I rsina, Basilicata. Ein sonniger Mittwoch Anfang September, halb neun Uhr morgens, Berufsverkehr. Ein himmelblauer Fiat Panda biegt von der Hauptstraße ab, ansonsten ist kein Auto in Sicht. Der weiße Stein, aus dem die Häuser erbaut und mit dem die Straßen gepflastert sind, reflektiert das Licht und blendet in den Augen. Es ist so still, dass es sich anfühlt, als hätte ich Watte auf den Ohren. Die Rentner, die auf den Banken der zentralen Piazza sitzen, beobachten mich neugierig. Eine Fremde in Irsina? Das kommt nicht häufig vor.

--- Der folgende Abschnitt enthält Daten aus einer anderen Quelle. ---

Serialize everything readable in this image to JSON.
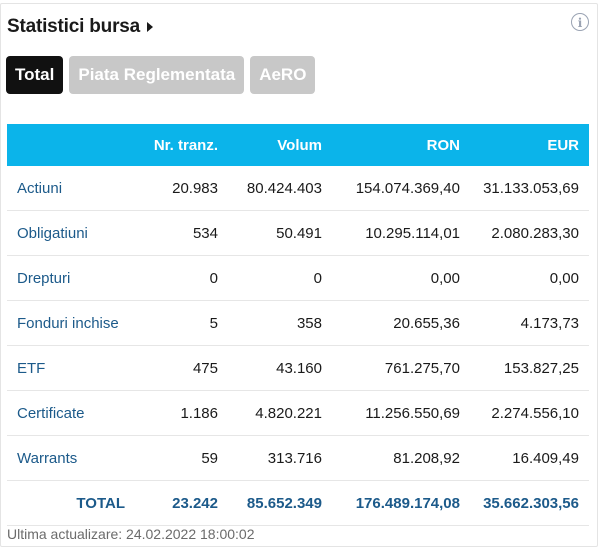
{
  "header": {
    "title": "Statistici bursa",
    "info_icon": "i"
  },
  "tabs": [
    {
      "label": "Total",
      "active": true
    },
    {
      "label": "Piata Reglementata",
      "active": false
    },
    {
      "label": "AeRO",
      "active": false
    }
  ],
  "table": {
    "columns": [
      "",
      "Nr. tranz.",
      "Volum",
      "RON",
      "EUR"
    ],
    "rows": [
      {
        "name": "Actiuni",
        "tranz": "20.983",
        "volum": "80.424.403",
        "ron": "154.074.369,40",
        "eur": "31.133.053,69"
      },
      {
        "name": "Obligatiuni",
        "tranz": "534",
        "volum": "50.491",
        "ron": "10.295.114,01",
        "eur": "2.080.283,30"
      },
      {
        "name": "Drepturi",
        "tranz": "0",
        "volum": "0",
        "ron": "0,00",
        "eur": "0,00"
      },
      {
        "name": "Fonduri inchise",
        "tranz": "5",
        "volum": "358",
        "ron": "20.655,36",
        "eur": "4.173,73"
      },
      {
        "name": "ETF",
        "tranz": "475",
        "volum": "43.160",
        "ron": "761.275,70",
        "eur": "153.827,25"
      },
      {
        "name": "Certificate",
        "tranz": "1.186",
        "volum": "4.820.221",
        "ron": "11.256.550,69",
        "eur": "2.274.556,10"
      },
      {
        "name": "Warrants",
        "tranz": "59",
        "volum": "313.716",
        "ron": "81.208,92",
        "eur": "16.409,49"
      }
    ],
    "total": {
      "name": "TOTAL",
      "tranz": "23.242",
      "volum": "85.652.349",
      "ron": "176.489.174,08",
      "eur": "35.662.303,56"
    }
  },
  "footer": {
    "last_update": "Ultima actualizare: 24.02.2022 18:00:02"
  },
  "colors": {
    "header_bg": "#0bb4ea",
    "link": "#1c5a8a",
    "tab_active": "#111111",
    "tab_inactive": "#c8c8c8"
  }
}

So idyllisch der kleine Ort auf dem Hügel auch wirken mag, tatsächlich ist diese Friedlichkeit das Symptom eines massiven Problems. „Die demografischen Prognosen sind furchteinflößend“, sagt Nicola Massimo Morea, der Bürgermeister von Irsina, und rückt sich die schwarz gerahmte Brille zurecht, „für die gesamte Region ist ein Bevölkerungsschwund von 100.000 Personen in den nächsten 15 Jahren angekündigt.“
Für eine Region, die insgesamt nur eine halbe Million Einwohner hat, ist das dramatisch. Noch dazu hat Irsina augenscheinlich wenig zu bieten, um junge Leute zu halten oder anzuziehen: Nicht einmal 5.000 Einwohner, umgeben nur von Getreidefeldern auf sanft geschwungenen Hügeln, und die nächstgrößere Stadt Matera – rund 60.000 Einwohner – ist etwa 40 Kilometer entfernt.

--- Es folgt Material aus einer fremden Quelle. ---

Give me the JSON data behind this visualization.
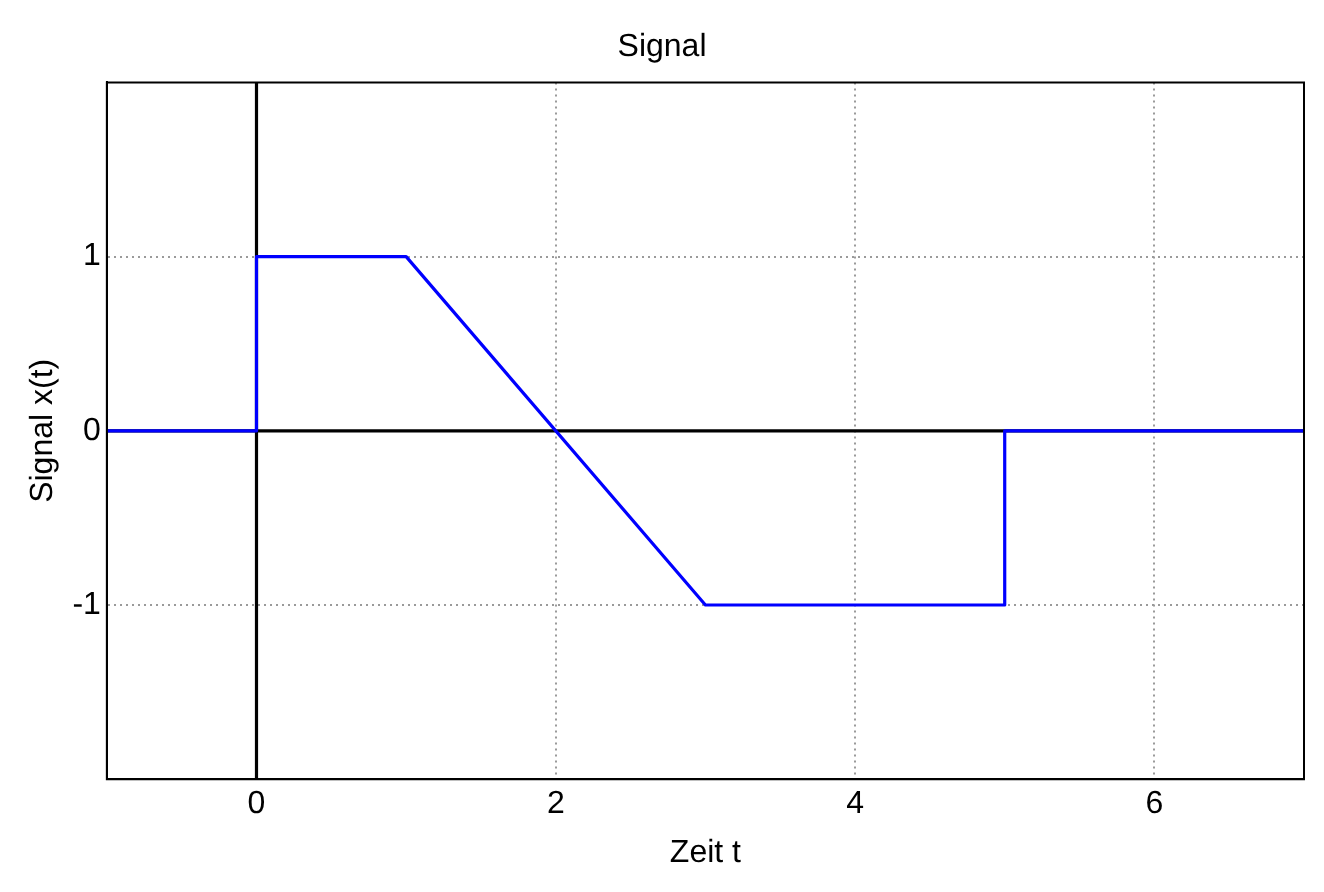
{
  "chart_data": {
    "type": "line",
    "title": "Signal",
    "xlabel": "Zeit t",
    "ylabel": "Signal x(t)",
    "x": [
      -1,
      0,
      0,
      1,
      3,
      5,
      5,
      7
    ],
    "series": [
      {
        "color": "#000000",
        "x": [
          0,
          0
        ],
        "values": [
          -2,
          2
        ]
      },
      {
        "color": "#000000",
        "x": [
          -1,
          7
        ],
        "values": [
          0,
          0
        ]
      },
      {
        "color": "#0000ff",
        "values": [
          0,
          0,
          1,
          1,
          -1,
          -1,
          0,
          0
        ]
      }
    ],
    "xlim": [
      -1,
      7
    ],
    "xticks": [
      0,
      2,
      4,
      6
    ],
    "ylim": [
      -2,
      2
    ],
    "yticks": [
      -1,
      0,
      1
    ],
    "grid": true,
    "legend": false,
    "marker": "none",
    "line_style": "solid"
  }
}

Doch Irsina hat eine Geheimwaffe. Sie heißt Debra, Sandy, Keith oder Jan. Jeder in Irsina kennt Jan, man braucht in der Altstadt nur seinen Namen zu nennen und wird schon durch verwinkelte Gassen bis zu seiner Haustür begleitet. Der Nachname „Taljaard“ auf dem Klingelschild sticht in dem mediterranen Ambiente hervor, aber wenn man ihn darauf anspricht, winkt er ab und fängt an, seine Nachbarn aufzuzählen: die Amerikaner direkt gegenüber, das Pärchen aus Südafrika in dem Haus mit der roten Tür und die Kanadierin ein paar Gassen weiter, hinter der Bäckerei.
Rente im Süden
16 verschiedene Nationalitäten wohnen inzwischen Tür an Tür in der Altstadt Irsinas. Wie kommt es dazu? Taljaard wird es erklären, zusammen mit seiner kanadischen Nachbarin Debra Semeniuk.
Eine halbe Stunde später klingele ich an Semeniuks Haus direkt in der Stadtmauer. Sie steckt den Kopf mit dem markanten dunklen Bobhaarschnitt aus der Haustür, „come in!“. Taljaard sitzt schon im Wohnzimmer, einem luftigen Raum mit hohen, weiß getünchten Wänden und einem spektakulären Ausblick über ein Meer an Hügeln und den strahlend blauen Himmel. „Fang du an“, sagt sie zu Taljaard, „du warst zuerst hier.“
Taljaard – Sonnenbrille, die langen Haare zum Pferdeschwanz zusammengebunden, weites T-Shirt – beginnt zu erzählen. Wie er und seine Frau, als sie auf die Rente zugingen, nach einem Ort suchten, wo sie diese gemütlich verbringen konnten. Dass sie Freunde in Südfrankreich hatten, es dort aber viel zu teuer sei. Und wie sie letztlich im Internet auf Irsina stießen.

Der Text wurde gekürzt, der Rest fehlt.